During the third quarter of 2000, the company learned that in certain instances
some mercury was spilled or left in residences.

As a result, in September 2000, Nicor Gas was named as a defendant in a civil
lawsuit (the "Attorney General's Lawsuit") brought by the Illinois Attorney
General and the State's Attorneys of Cook, DuPage and Will Counties, Illinois,
seeking, among other things, to compel the company to inspect and clean up all
homes and other sites that may have been affected by mercury from company
equipment. The Circuit Court of Cook County hearing this action entered two
preliminary injunctions requiring Nicor Gas, among other things, to conduct
inspections and, where necessary, to clean up mercury, to pay for relocating
residents until cleanup is completed, and to pay for medical screening of
potentially affected persons. Potentially affected homes are being inspected
using mercury vapor analyzers. Nicor Gas has called on every such home, although
it still has been unable to gain entry to some homes. Approximately 1,070 homes
have been found to have traces of mercury requiring cleanup.

On October 10, 2001 Nicor Gas entered into a settlement agreement with respect
to the Attorney General's Lawsuit, and on the same date the Circuit Court of
Cook County entered an order approving the settlement. Under the settlement,
Nicor Gas is paying a total of approximately $2.25 million over a 5-year period.
Of this amount, $.4 million will be used to reimburse the plaintiffs for their
costs and the balance will be used to fund environmental programs. In addition,
Nicor Gas will continue for a period of five years to provide medical screening
to persons who may have been exposed to mercury from Nicor Gas equipment.

Nicor Gas was also the subject of an Administrative Order, and an amendment
thereto, issued during the third quarter of 2000 by the U.S. Environmental
Protection Agency (EPA) pursuant to Section 106 of the Comprehensive
Environmental Response, Compensation and Liabilities Act. The order required the
company, among other things, to develop and implement work plans to address
mercury spills at recycling centers where mercury regulators may have been
taken, at company facilities where regulators and mercury may have been
temporarily stored and at commercial/industrial sites where mercury-containing
equipment may have been used in metering facilities. Pursuant to the injunctions
and the EPA order, Nicor Gas has completed the work described above for all
affected recycling centers, commercial/industrial sites and company facilities.
On July 12, 2001, Nicor Gas received a Notice of Completion letter from the EPA
regarding the work performed under the Section 106 order.

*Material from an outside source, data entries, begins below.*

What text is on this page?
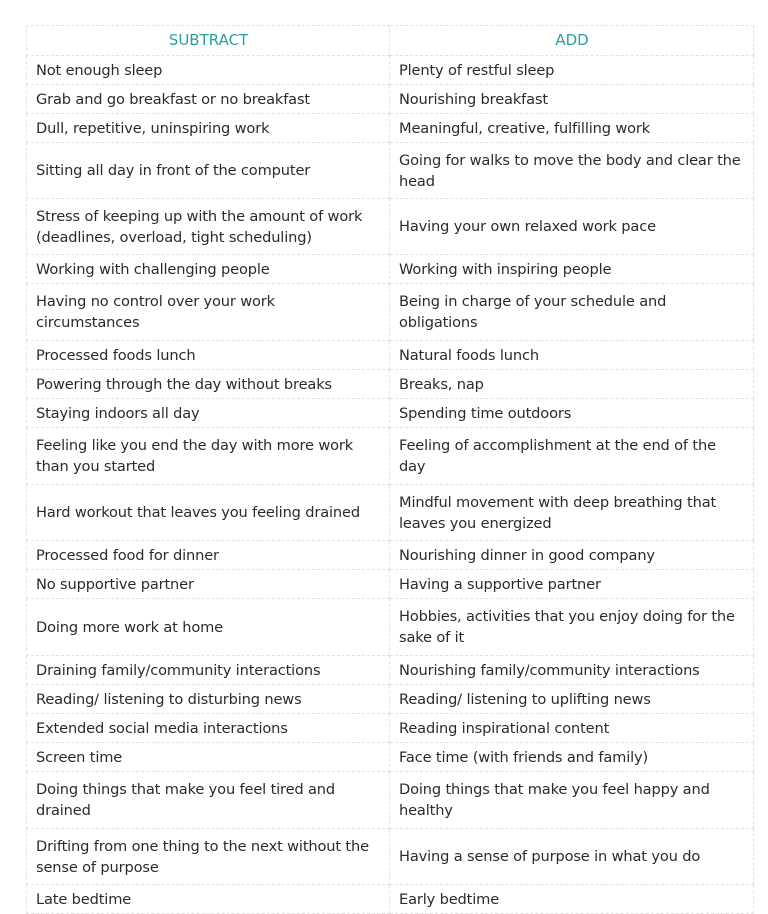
SUBTRACT	ADD
Not enough sleep	Plenty of restful sleep
Grab and go breakfast or no breakfast	Nourishing breakfast
Dull, repetitive, uninspiring work	Meaningful, creative, fulfilling work
Sitting all day in front of the computer	Going for walks to move the body and clear the head
Stress of keeping up with the amount of work (deadlines, overload, tight scheduling)	Having your own relaxed work pace
Working with challenging people	Working with inspiring people
Having no control over your work circumstances	Being in charge of your schedule and obligations
Processed foods lunch	Natural foods lunch
Powering through the day without breaks	Breaks, nap
Staying indoors all day	Spending time outdoors
Feeling like you end the day with more work than you started	Feeling of accomplishment at the end of the day
Hard workout that leaves you feeling drained	Mindful movement with deep breathing that leaves you energized
Processed food for dinner	Nourishing dinner in good company
No supportive partner	Having a supportive partner
Doing more work at home	Hobbies, activities that you enjoy doing for the sake of it
Draining family/community interactions	Nourishing family/community interactions
Reading/ listening to disturbing news	Reading/ listening to uplifting news
Extended social media interactions	Reading inspirational content
Screen time	Face time (with friends and family)
Doing things that make you feel tired and drained	Doing things that make you feel happy and healthy
Drifting from one thing to the next without the sense of purpose	Having a sense of purpose in what you do
Late bedtime	Early bedtime
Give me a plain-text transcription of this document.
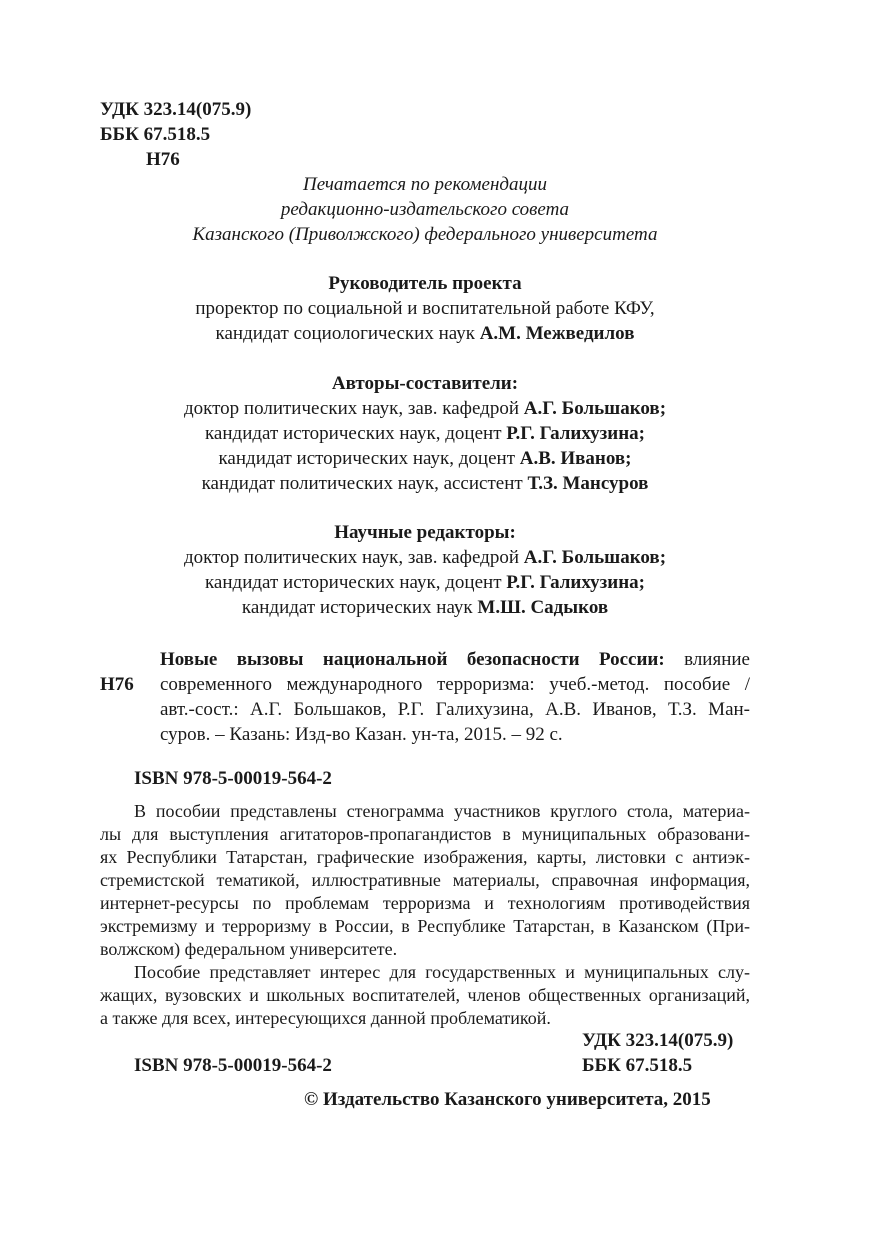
УДК 323.14(075.9)
ББК 67.518.5
Н76
Печатается по рекомендации
редакционно-издательского совета
Казанского (Приволжского) федерального университета
Руководитель проекта
проректор по социальной и воспитательной работе КФУ,
кандидат социологических наук А.М. Межведилов
Авторы-составители:
доктор политических наук, зав. кафедрой А.Г. Большаков;
кандидат исторических наук, доцент Р.Г. Галихузина;
кандидат исторических наук, доцент А.В. Иванов;
кандидат политических наук, ассистент Т.З. Мансуров
Научные редакторы:
доктор политических наук, зав. кафедрой А.Г. Большаков;
кандидат исторических наук, доцент Р.Г. Галихузина;
кандидат исторических наук М.Ш. Садыков
Н76
Новые вызовы национальной безопасности России: влияние
современного международного терроризма: учеб.-метод. пособие /
авт.-сост.: А.Г. Большаков, Р.Г. Галихузина, А.В. Иванов, Т.З. Ман-
суров. – Казань: Изд-во Казан. ун-та, 2015. – 92 с.
ISBN 978-5-00019-564-2
В пособии представлены стенограмма участников круглого стола, материа-
лы для выступления агитаторов-пропагандистов в муниципальных образовани-
ях Республики Татарстан, графические изображения, карты, листовки с антиэк-
стремистской тематикой, иллюстративные материалы, справочная информация,
интернет-ресурсы по проблемам терроризма и технологиям противодействия
экстремизму и терроризму в России, в Республике Татарстан, в Казанском (При-
волжском) федеральном университете.
Пособие представляет интерес для государственных и муниципальных слу-
жащих, вузовских и школьных воспитателей, членов общественных организаций,
а также для всех, интересующихся данной проблематикой.
УДК 323.14(075.9)
ISBN 978-5-00019-564-2	ББК 67.518.5
© Издательство Казанского университета, 2015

In addition to the matters described above, Nicor Gas has been named a defendant
in several private lawsuits, all in the Circuit Courts of Cook and Dupage
Counties, claiming a variety of unquantified damages (including bodily injury,
property and punitive damages) allegedly caused by mercury-containing
regulators. One of the lawsuits in the Circuit Court of Cook County involves
five previous class actions that have been consolidated before a single judge.
On October 10, 2001, Nicor Gas entered into an agreement to settle the class
action litigation. Under the terms of that agreement, Nicor Gas will pay a total
of approximately $1.85 million, will continue for a period of five years to
provide medical screening to persons exposed to mercury from its equipment, and
will use its best efforts to replace any remaining inside residential mercury
regulators within four years. The class action settlement permitted class
members to "opt out" of the settlement and pursue their claims individually. On
February 7, 2002, the Circuit Court of Cook County entered a final order
approving the class action settlement. The "opt out" period has ended and
approximately 160 claimants have opted out of class.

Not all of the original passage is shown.